It is not the first time I’ve seen some movie which had a lasting effect on me and my senses, but yes, it has been quite some time since any such movie came my way. Call it my over-emotional nature (also my need to protect myself from unnecessarily dramatic situations) and my inability to detach myself from the story and characters coming alive through any medium involved, I’ve always refrained from falling into the trap of love stories and their makers. I’ve always had a slight dislike for OTT romantic and mushy movies, books, serials….anything.
I, hence, surprised myself when I was keen to watch Aashiqui 2. It must be the collective effect of the very melodious songs, the promising promos and the handsome Aditya Roy Kapoor without the mop on his head that tilted the scale in its favour, and I watched it alright.
I loved everything about the movie; the songs, the story, the acting, even the sadness and the gloom. Never mind that I had to sit with a handkerchief to wipe my eyes and nose and had to be cautious not to make sobbing noises, throughout the movie. This must be a rare occasion when I didn’t want to hold A’s hand or even speak a word with him the entire time. Glad A just let me be.

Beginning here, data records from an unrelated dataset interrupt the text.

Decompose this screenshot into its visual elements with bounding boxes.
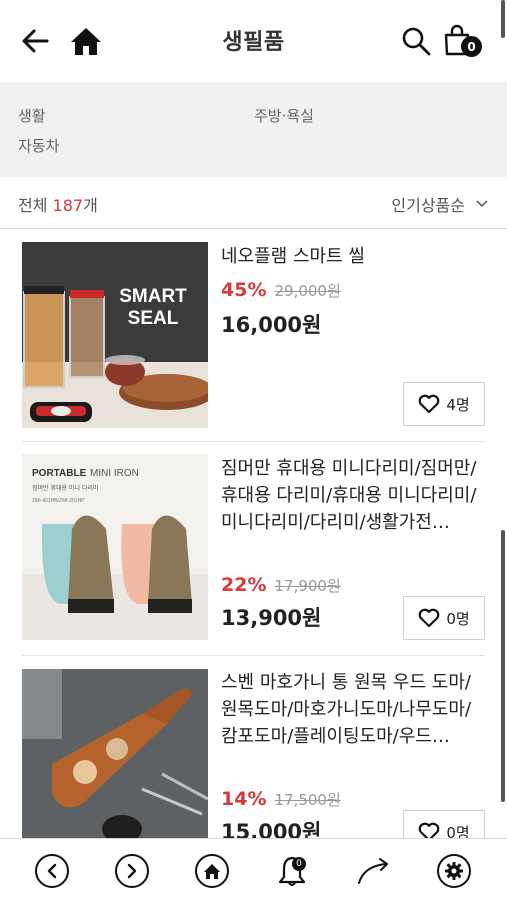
like-count: 4명 — [446, 395, 470, 414]
product-item[interactable]: 스벤 마호가니 통 원목 우드 도마/원목도마/마호가니도마/나무도마/캄포도마… — [0, 656, 507, 838]
price-row: 22% 17,900원 — [221, 574, 341, 596]
product-item[interactable]: PORTABLE MINI IRON 짐머만 휴대용 미니 다리미 ZMI-40… — [0, 442, 507, 656]
share-arrow-icon — [358, 858, 388, 884]
heart-icon — [419, 394, 440, 414]
nav-notifications-button[interactable]: 0 — [273, 852, 311, 890]
cart-button[interactable]: 0 — [441, 24, 485, 58]
sale-price: 13,900원 — [221, 606, 322, 630]
product-name[interactable]: 스벤 마호가니 통 원목 우드 도마/원목도마/마호가니도마/나무도마/캄포도마… — [221, 669, 483, 750]
bottom-nav-bar: 0 — [0, 838, 507, 900]
original-price: 17,900원 — [274, 577, 341, 595]
sort-label: 인기상품순 — [391, 196, 465, 215]
nav-forward-button[interactable] — [113, 852, 151, 890]
cutting-board-image — [22, 669, 208, 838]
list-toolbar: 전체 187개 인기상품순 — [0, 177, 507, 229]
image-caption-line: ZMI-401HB/ZMI-201HP — [32, 498, 85, 504]
product-name[interactable]: 짐머만 휴대용 미니다리미/짐머만/휴대용 다리미/휴대용 미니다리미/미니다리… — [221, 455, 483, 536]
category-car[interactable]: 자동차 — [18, 135, 59, 156]
original-price: 17,500원 — [274, 791, 341, 809]
sale-price: 15,000원 — [221, 820, 322, 838]
chevron-right-icon — [127, 863, 137, 879]
product-name[interactable]: 네오플램 스마트 씰 — [221, 243, 483, 270]
smart-seal-image: SMART SEAL — [22, 242, 208, 428]
like-count: 0명 — [446, 609, 470, 628]
home-icon — [204, 863, 220, 879]
mini-iron-image: PORTABLE MINI IRON 짐머만 휴대용 미니 다리미 ZMI-40… — [22, 454, 208, 640]
image-caption-line: PORTABLE — [32, 468, 87, 479]
nav-settings-button[interactable] — [435, 852, 473, 890]
image-caption-line: SEAL — [128, 308, 179, 329]
top-bar: 생필품 0 — [0, 0, 507, 82]
category-kitchen-bath[interactable]: 주방·욕실 — [254, 105, 314, 126]
product-image[interactable]: SMART SEAL — [22, 242, 208, 428]
notification-count-badge: 0 — [292, 857, 306, 871]
original-price: 29,000원 — [274, 282, 341, 300]
product-image[interactable] — [22, 669, 208, 838]
category-panel: 생활 주방·욕실 자동차 — [0, 82, 507, 177]
image-caption-line: SMART — [119, 286, 187, 307]
nav-back-button[interactable] — [33, 852, 71, 890]
discount-rate: 45% — [221, 279, 267, 301]
gear-icon — [445, 862, 463, 880]
list-scrollbar-thumb[interactable] — [501, 530, 505, 802]
total-suffix: 개 — [83, 196, 98, 215]
nav-settings-circle — [437, 854, 471, 888]
total-count-number: 187 — [52, 196, 84, 215]
nav-home-circle — [195, 854, 229, 888]
sale-price: 16,000원 — [221, 313, 322, 337]
search-icon — [402, 27, 431, 56]
total-prefix: 전체 — [18, 196, 53, 215]
like-button[interactable]: 0명 — [403, 810, 485, 838]
discount-rate: 14% — [221, 788, 267, 810]
price-row: 14% 17,500원 — [221, 788, 341, 810]
like-button[interactable]: 4명 — [403, 382, 485, 426]
image-caption-line: MINI IRON — [90, 468, 139, 479]
image-caption-line: 짐머만 휴대용 미니 다리미 — [32, 484, 98, 492]
heart-icon — [419, 822, 440, 838]
heart-icon — [419, 608, 440, 628]
discount-rate: 22% — [221, 574, 267, 596]
nav-home-button[interactable] — [193, 852, 231, 890]
like-count: 0명 — [446, 823, 470, 839]
cart-count-badge: 0 — [461, 36, 482, 57]
category-living[interactable]: 생활 — [18, 105, 46, 126]
nav-forward-circle — [115, 854, 149, 888]
total-count: 전체 187개 — [18, 192, 98, 216]
header-scrollbar-thumb[interactable] — [501, 0, 505, 38]
nav-share-button[interactable] — [355, 852, 393, 890]
product-item[interactable]: SMART SEAL 네오플램 스마트 씰 45% 29,000원 16,000… — [0, 229, 507, 442]
chevron-down-icon — [476, 200, 488, 208]
product-image[interactable]: PORTABLE MINI IRON 짐머만 휴대용 미니 다리미 ZMI-40… — [22, 454, 208, 640]
nav-back-circle — [35, 854, 69, 888]
search-button[interactable] — [399, 24, 433, 58]
sort-dropdown[interactable]: 인기상품순 — [391, 192, 489, 216]
price-row: 45% 29,000원 — [221, 279, 341, 301]
chevron-left-icon — [47, 863, 57, 879]
like-button[interactable]: 0명 — [403, 596, 485, 640]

Long after I’d come back I wasn’t my usual self. The images of the shattered Aditya Roy Kapoor and the silently expressive Shraddha Kapoor ran in front of my eyes over and over again. Yes, the movie was dark but I had no idea it would strike such a chord somewhere inside me and make me want to just cry.
My neighbours were baffled when they saw my swollen eyes and puffy face and even more amused when I told them the reason behind it! A was equally clueless since he saw the movie with me and save some scenes where his eyes were moist he was not moved as much. Guess I got too much carried away.
I know its strange. Has such a thing happened with you too?